Gosh, I don't even remember Elliot carrying me up here.
The back of my neck prickles when I think about her, and it is so absolutely bizarre. I love Max. I know I do. What else would it be? Leaving them about ruined me, I swear. I spent this last week in Hulhazy Front drowning in my own tears and wallowing in blankets and consuming the same poor Netflix rom-coms over and over and over again. (Seriously, "SPF-18"? Terrible. So. Terrible.) And the week before that, back in Woodbury, I was already mourning the move.
I packed all my boxes while cloaked in the birthday blancho Max made for me—a tie blanket with a circle cut between the two layers of fleece, making it a poncho but also a blanket, hence "blancho"—sniffling and wading through tissues and completely fuzzy in the head. Leaving Max was absolutely devastating. Thinking about Max is absolutely devastating.

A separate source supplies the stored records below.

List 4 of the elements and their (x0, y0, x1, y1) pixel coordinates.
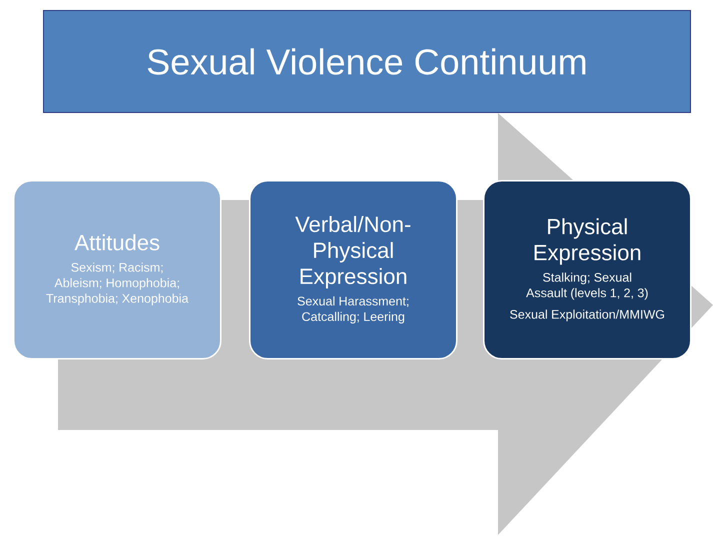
stage-box: Physical Expression Stalking; Sexual Assault (levels 1, 2, 3) Sexual Exploitation/MMIWG (483, 180, 692, 360)
stage-box: Verbal/Non-Physical Expression Sexual Harassment; Catcalling; Leering (249, 180, 458, 360)
stage-box: Attitudes Sexism; Racism; Ableism; Homophobia; Transphobia; Xenophobia (13, 180, 222, 360)
title-banner: Sexual Violence Continuum (43, 10, 691, 113)
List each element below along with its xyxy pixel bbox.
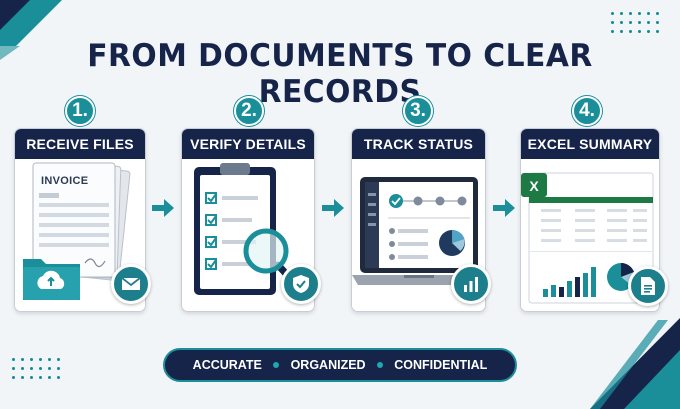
page-title: FROM DOCUMENTS TO CLEAR RECORDS: [87, 38, 593, 110]
step-number-2: 2.: [234, 96, 264, 126]
corner-decoration-bottom-right: [590, 318, 680, 409]
flow-arrow-icon: [493, 199, 515, 217]
tag-confidential: CONFIDENTIAL: [394, 358, 488, 372]
qualities-banner: ACCURATE ORGANIZED CONFIDENTIAL: [163, 348, 517, 382]
flow-arrow-icon: [322, 199, 344, 217]
envelope-icon: [111, 264, 151, 304]
step-card-track-status: TRACK STATUS: [351, 128, 486, 312]
excel-logo-icon: X: [529, 178, 539, 194]
step-number-4: 4.: [572, 96, 602, 126]
step-label: TRACK STATUS: [352, 129, 485, 159]
invoice-heading: INVOICE: [41, 175, 89, 187]
receive-files-illustration: INVOICE: [15, 159, 145, 311]
step-number-3: 3.: [403, 96, 433, 126]
step-label: VERIFY DETAILS: [182, 129, 314, 159]
excel-summary-illustration: X: [521, 159, 659, 311]
step-number-1: 1.: [65, 96, 95, 126]
tag-organized: ORGANIZED: [290, 358, 366, 372]
document-icon: [628, 266, 668, 306]
dot-grid-bottom-left: [12, 358, 60, 379]
tag-accurate: ACCURATE: [192, 358, 262, 372]
separator-dot: [273, 362, 280, 368]
flow-arrow-icon: [152, 199, 174, 217]
step-label: EXCEL SUMMARY: [521, 129, 659, 159]
corner-decoration-top-left: [0, 0, 62, 60]
laptop-dashboard-icon: [352, 177, 485, 285]
shield-check-icon: [281, 264, 321, 304]
separator-dot: [376, 362, 383, 368]
dot-grid-top-right: [611, 12, 659, 33]
track-status-illustration: [352, 159, 485, 311]
invoice-stack-icon: [32, 162, 131, 282]
cloud-folder-icon: [23, 259, 80, 300]
bar-chart-icon: [451, 264, 491, 304]
step-label: RECEIVE FILES: [15, 129, 145, 159]
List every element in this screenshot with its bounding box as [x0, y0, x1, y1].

Thinking about Elliot, though? A new kind of devastating. A non-terrible kind of devastating.
"Alyssa," Tanner says for probably the billionth time, now tapping his butterknife against his coffee mug. I didn't even realize he'd come out here with me. "Alyssa, could you ... wake up a bit, maybe? Sorry, I just ... you're weirding me out."
"Sorry," I say absentmindedly, hardly meaning it. The smell of fresh oranges again, just like last night, mixed with lingering rain scent, drifts towards me on the porch. It's weird, because it smells like Elliot.
As I think about how it felt for her to cradle me against her chest like that, I press my thighs together and tell myself it's all completely due to the weird tingling sensation still present in my legs from yesterday's attack. I just need to stop thinking. In general. Yes.
Tanner sits on our soggy porch swing next to me, looking very serious whilst daintily carrying his mini pancake platter. "It's okay if you like her, you know."
"I know." It's not, though. I mean, there's Max. I am a Max girl. I am Max's girl.
"Like hell you do."
"Hey, I resent that! I know plenty of things, thank you!"
Tanner just shakes his head. "I just want you to be happy, Ally Bally."
I lean against his side a little. He doesn't throw and arm over my shoulders, but he leans back into me, and it's more than enough. "Well, good for you, because I'm pretty damn happy right now."
Tanner shoves me away lightly, but he's smiling more. "You deserve good things, Alyssa Hargreaves."
"You deserve them too, Tanner Hargreaves."
"Even though you smell," he adds quickly, then jerks his pancakes away from me before I can do any damage.